[Guy Fawkes by William Harrison Ainsworth]@TWC D-Link book
Guy Fawkes

CHAPTER XI
10/27

His features, which in his youth must have been pleasing, if not handsome, and which were still regular, were pale and emaciated; but his eye was dark, and of unusual brilliancy.

A single glance at this person satisfied her it was Father Garnet, the provincial of the English Jesuits; nor was she mistaken in her supposition.
Of this remarkable person, so intimately connected with the main events of the history about to be related, it may be proper to offer some preliminary account.

Born at Nottingham in 1554, in the reign of Queen Mary, and of obscure parentage, Henry Garnet was originally destined to the Protestant Church, and educated, with a view to taking orders, at Winchester school, whence it was intended he should be removed in due course to Oxford.

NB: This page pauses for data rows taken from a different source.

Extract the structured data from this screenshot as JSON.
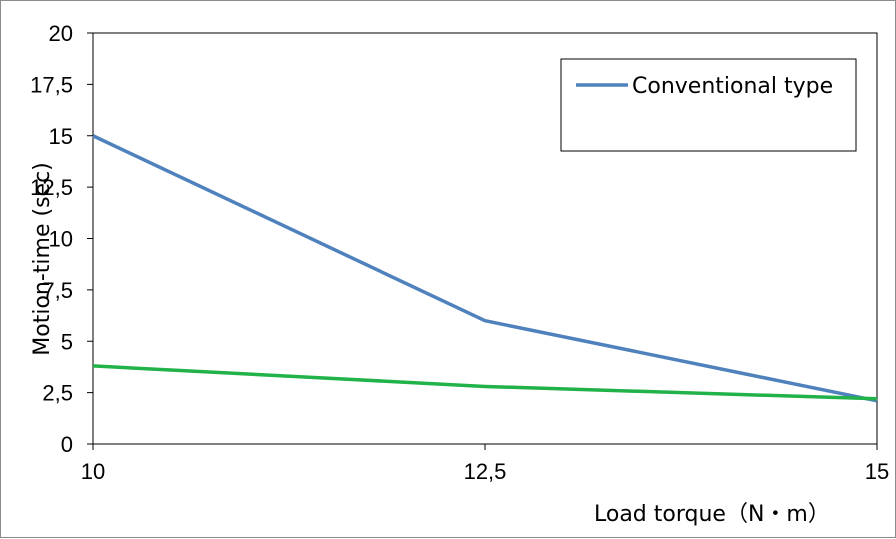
{
  "chart_data": {
    "type": "line",
    "x": [
      "10",
      "12,5",
      "15"
    ],
    "series": [
      {
        "name": "Conventional type",
        "values": [
          15,
          6,
          2.1
        ],
        "color": "#4f81bd"
      },
      {
        "values": [
          3.8,
          2.8,
          2.2
        ],
        "color": "#21b24a"
      }
    ],
    "yticks": [
      "0",
      "2,5",
      "5",
      "7,5",
      "10",
      "12,5",
      "15",
      "17,5",
      "20"
    ],
    "ylim": [
      0,
      20
    ],
    "xlabel": "Load torque（N・m）",
    "ylabel": "Motion-time (sec)",
    "grid": false,
    "legend": {
      "position": "top-right",
      "entries": [
        "Conventional type"
      ]
    }
  }
}
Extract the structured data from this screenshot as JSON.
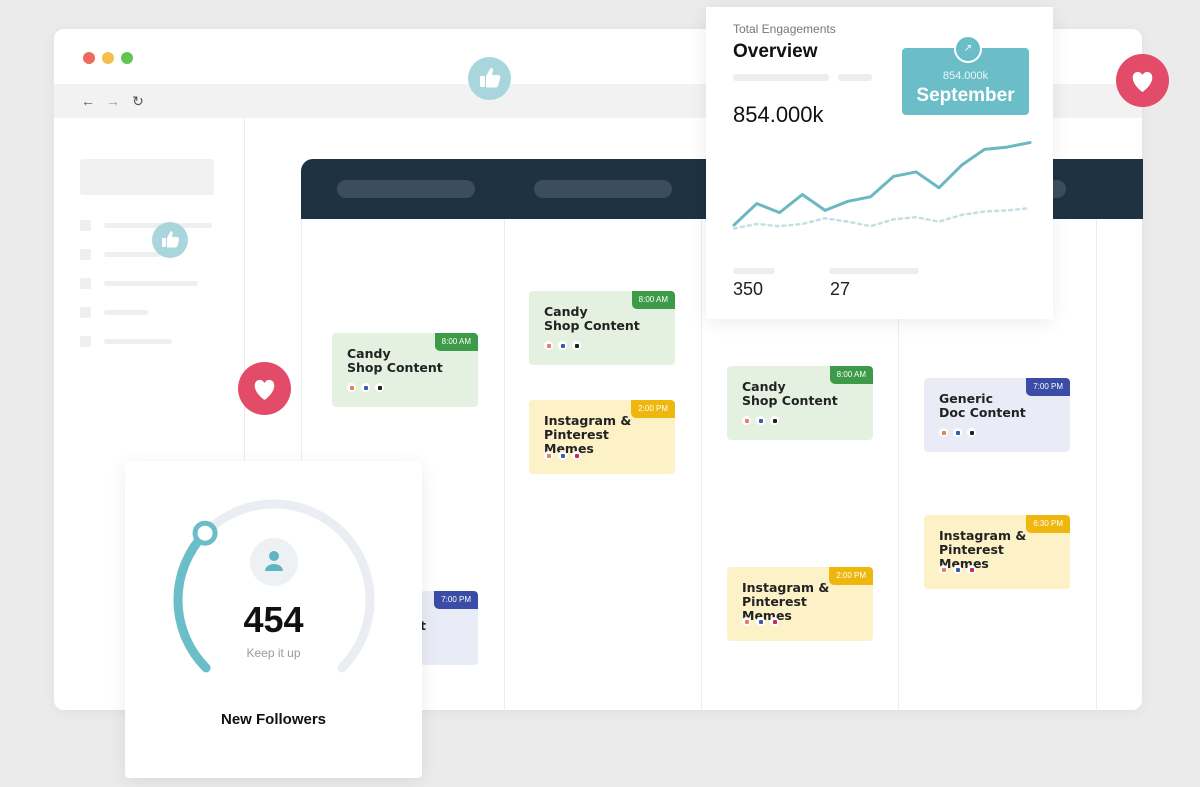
{
  "browser": {
    "controls": {
      "red": "#ec6a5e",
      "yellow": "#f4bf4f",
      "green": "#61c554"
    },
    "nav": {
      "back": "←",
      "forward": "→",
      "reload": "↻"
    }
  },
  "calendar": {
    "events": [
      {
        "col": 0,
        "title_line1": "Candy",
        "title_line2": "Shop Content",
        "title_line3": "",
        "time": "8:00 AM",
        "color": "green"
      },
      {
        "col": 0,
        "title_line1": "",
        "title_line2": "t",
        "title_line3": "",
        "time": "7:00 PM",
        "color": "blue"
      },
      {
        "col": 1,
        "title_line1": "Candy",
        "title_line2": "Shop Content",
        "title_line3": "",
        "time": "8:00 AM",
        "color": "green"
      },
      {
        "col": 1,
        "title_line1": "Instagram &",
        "title_line2": "Pinterest",
        "title_line3": "Memes",
        "time": "2:00 PM",
        "color": "yellow"
      },
      {
        "col": 2,
        "title_line1": "Candy",
        "title_line2": "Shop Content",
        "title_line3": "",
        "time": "8:00 AM",
        "color": "green"
      },
      {
        "col": 2,
        "title_line1": "Instagram &",
        "title_line2": "Pinterest",
        "title_line3": "Memes",
        "time": "2:00 PM",
        "color": "yellow"
      },
      {
        "col": 3,
        "title_line1": "Generic",
        "title_line2": "Doc Content",
        "title_line3": "",
        "time": "7:00 PM",
        "color": "blue"
      },
      {
        "col": 3,
        "title_line1": "Instagram &",
        "title_line2": "Pinterest",
        "title_line3": "Memes",
        "time": "6:30 PM",
        "color": "yellow"
      }
    ]
  },
  "overview": {
    "subtitle": "Total Engagements",
    "title": "Overview",
    "value": "854.000k",
    "badge": {
      "value": "854.000k",
      "month": "September"
    },
    "stats": [
      "350",
      "27"
    ]
  },
  "chart_data": {
    "type": "line",
    "title": "",
    "xlabel": "",
    "ylabel": "",
    "x": [
      0,
      1,
      2,
      3,
      4,
      5,
      6,
      7,
      8,
      9,
      10,
      11,
      12,
      13
    ],
    "series": [
      {
        "values": [
          15,
          34,
          26,
          42,
          28,
          36,
          40,
          58,
          62,
          48,
          68,
          82,
          84,
          88
        ]
      },
      {
        "values": [
          12,
          16,
          14,
          16,
          21,
          18,
          14,
          20,
          22,
          18,
          24,
          27,
          28,
          30
        ]
      }
    ],
    "ylim": [
      0,
      100
    ],
    "grid": false,
    "colors": [
      "#6bb8c2",
      "#c5dfe3"
    ]
  },
  "followers": {
    "count": "454",
    "subtitle": "Keep it up",
    "label": "New Followers",
    "progress": 0.33,
    "color": "#6bbec8"
  },
  "icons": {
    "heart": "heart-icon",
    "thumb": "thumbs-up-icon",
    "heart_color": "#e24c68",
    "thumb_color": "#a8d6dc"
  }
}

But this design was never carried into effect.
Influenced by motives, into which it is now scarcely worth while inquiring, and which have been contested by writers on both sides of the question, Garnet proceeded from Winchester to London, where he engaged himself as corrector of the press to a printer of law-books, named Tottel, in which capacity he became acquainted with Sir Edward Coke and Chief Justice Popham,--one of whom was afterwards to be the leading counsel against him, and the other his judge.

After continuing in this employment for two years, during which he had meditated a change in his religion, he went abroad, and travelling first to Madrid, and then to Rome, saw enough of the Catholic priesthood to confirm his resolution, and in 1575 he assumed the habit of a Jesuit.